As shown in Part 1 of this article, the performance of Berkshire's combined portfolio consisting of both normal and non-normal stocks when using a Buy & Hold strategy is shown in the following graph. The blue bars denote the performance of an optimized-mix using the Markowitz mean-variance algorithm while the red bars are an equal-weights mix. To simplify, taxes and other expenses are ignored.
While empirically historical returns generally do not conform to normal distribution assumptions, it has been argued that non-normality may be attributed to the likely existence of mixed normal return distributions. Readers who are interested to do further research can check out Rosenberg, B. (1974). "Extra-Market Components of Covariance in Security Returns." Journal of Financial and Quantitative Analysis 9(2), 263-273.
The notion is that the "mean and variance" do approximate investors' expectations at any point of time but that the "returns and variances" vary over time. In this context, a normal return distribution assumption is often appropriate for risk-return estimation at a given point of time.

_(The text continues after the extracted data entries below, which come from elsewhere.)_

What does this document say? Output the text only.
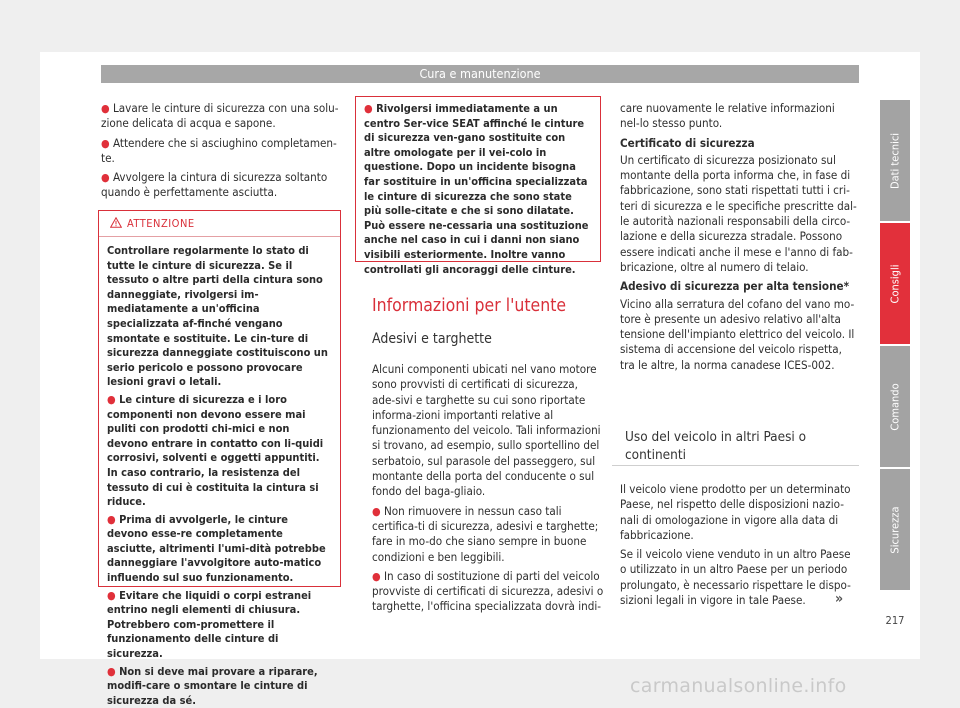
Cura e manutenzione

● Lavare le cinture di sicurezza con una solu-zione delicata di acqua e sapone.

● Attendere che si asciughino completamen-te.

● Avvolgere la cintura di sicurezza soltanto quando è perfettamente asciutta.

ATTENZIONE

Controllare regolarmente lo stato di tutte le cinture di sicurezza. Se il tessuto o altre parti della cintura sono danneggiate, rivolgersi im-mediatamente a un'officina specializzata af-finché vengano smontate e sostituite. Le cin-ture di sicurezza danneggiate costituiscono un serio pericolo e possono provocare lesioni gravi o letali.

● Le cinture di sicurezza e i loro componenti non devono essere mai puliti con prodotti chi-mici e non devono entrare in contatto con li-quidi corrosivi, solventi e oggetti appuntiti. In caso contrario, la resistenza del tessuto di cui è costituita la cintura si riduce.

● Prima di avvolgerle, le cinture devono esse-re completamente asciutte, altrimenti l'umi-dità potrebbe danneggiare l'avvolgitore auto-matico influendo sul suo funzionamento.

● Evitare che liquidi o corpi estranei entrino negli elementi di chiusura. Potrebbero com-promettere il funzionamento delle cinture di sicurezza.

● Non si deve mai provare a riparare, modifi-care o smontare le cinture di sicurezza da sé.

● Rivolgersi immediatamente a un centro Ser-vice SEAT affinché le cinture di sicurezza ven-gano sostituite con altre omologate per il vei-colo in questione. Dopo un incidente bisogna far sostituire in un'officina specializzata le cinture di sicurezza che sono state più solle-citate e che si sono dilatate. Può essere ne-cessaria una sostituzione anche nel caso in cui i danni non siano visibili esteriormente. Inoltre vanno controllati gli ancoraggi delle cinture.
Informazioni per l'utente
Adesivi e targhette

Alcuni componenti ubicati nel vano motore sono provvisti di certificati di sicurezza, ade-sivi e targhette su cui sono riportate informa-zioni importanti relative al funzionamento del veicolo. Tali informazioni si trovano, ad esempio, sullo sportellino del serbatoio, sul parasole del passeggero, sul montante della porta del conducente o sul fondo del baga-gliaio.

● Non rimuovere in nessun caso tali certifica-ti di sicurezza, adesivi e targhette; fare in mo-do che siano sempre in buone condizioni e ben leggibili.

● In caso di sostituzione di parti del veicolo provviste di certificati di sicurezza, adesivi o targhette, l'officina specializzata dovrà indi-

care nuovamente le relative informazioni nel-lo stesso punto.

Certificato di sicurezza

Un certificato di sicurezza posizionato sul montante della porta informa che, in fase di fabbricazione, sono stati rispettati tutti i cri-teri di sicurezza e le specifiche prescritte dal-le autorità nazionali responsabili della circo-lazione e della sicurezza stradale. Possono essere indicati anche il mese e l'anno di fab-bricazione, oltre al numero di telaio.

Adesivo di sicurezza per alta tensione*

Vicino alla serratura del cofano del vano mo-tore è presente un adesivo relativo all'alta tensione dell'impianto elettrico del veicolo. Il sistema di accensione del veicolo rispetta, tra le altre, la norma canadese ICES-002.

Uso del veicolo in altri Paesi o continenti

Il veicolo viene prodotto per un determinato Paese, nel rispetto delle disposizioni nazio-nali di omologazione in vigore alla data di fabbricazione.

Se il veicolo viene venduto in un altro Paese o utilizzato in un altro Paese per un periodo prolungato, è necessario rispettare le dispo-sizioni legali in vigore in tale Paese.	»
Dati tecnici
Consigli
Comando
Sicurezza
217
carmanualsonline.info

Consider now the performance of a modified approach that adjusts the data to simulate normality, takes into account the fact that "returns and variances" vary over time, and capitalizes on the correlations that exist between stocks in a portfolio, whether they are normal or non-normal.
Rebalancing can be both and art and a science.
Rebalancing in the context of optimization is a science because it starts with a Nobel-prize winning theory. The Markowitz mean-variance algorithm stems from this theory.
Employing the mean and variance in the context of mean-variance optimization is a strategy that will not underperform in times of market stability.
Rebalancing is also an art form in the sense that it does not come packaged in a closed-end mathematical formula. Transforming non-normal data to simulate normality is one technique of many but is simple to use. Choosing the length of data that goes into the calculations is a tradeoff because using too much data gives stability but loses information on recent trends while using too little data can be unstable.
The art is in the balance.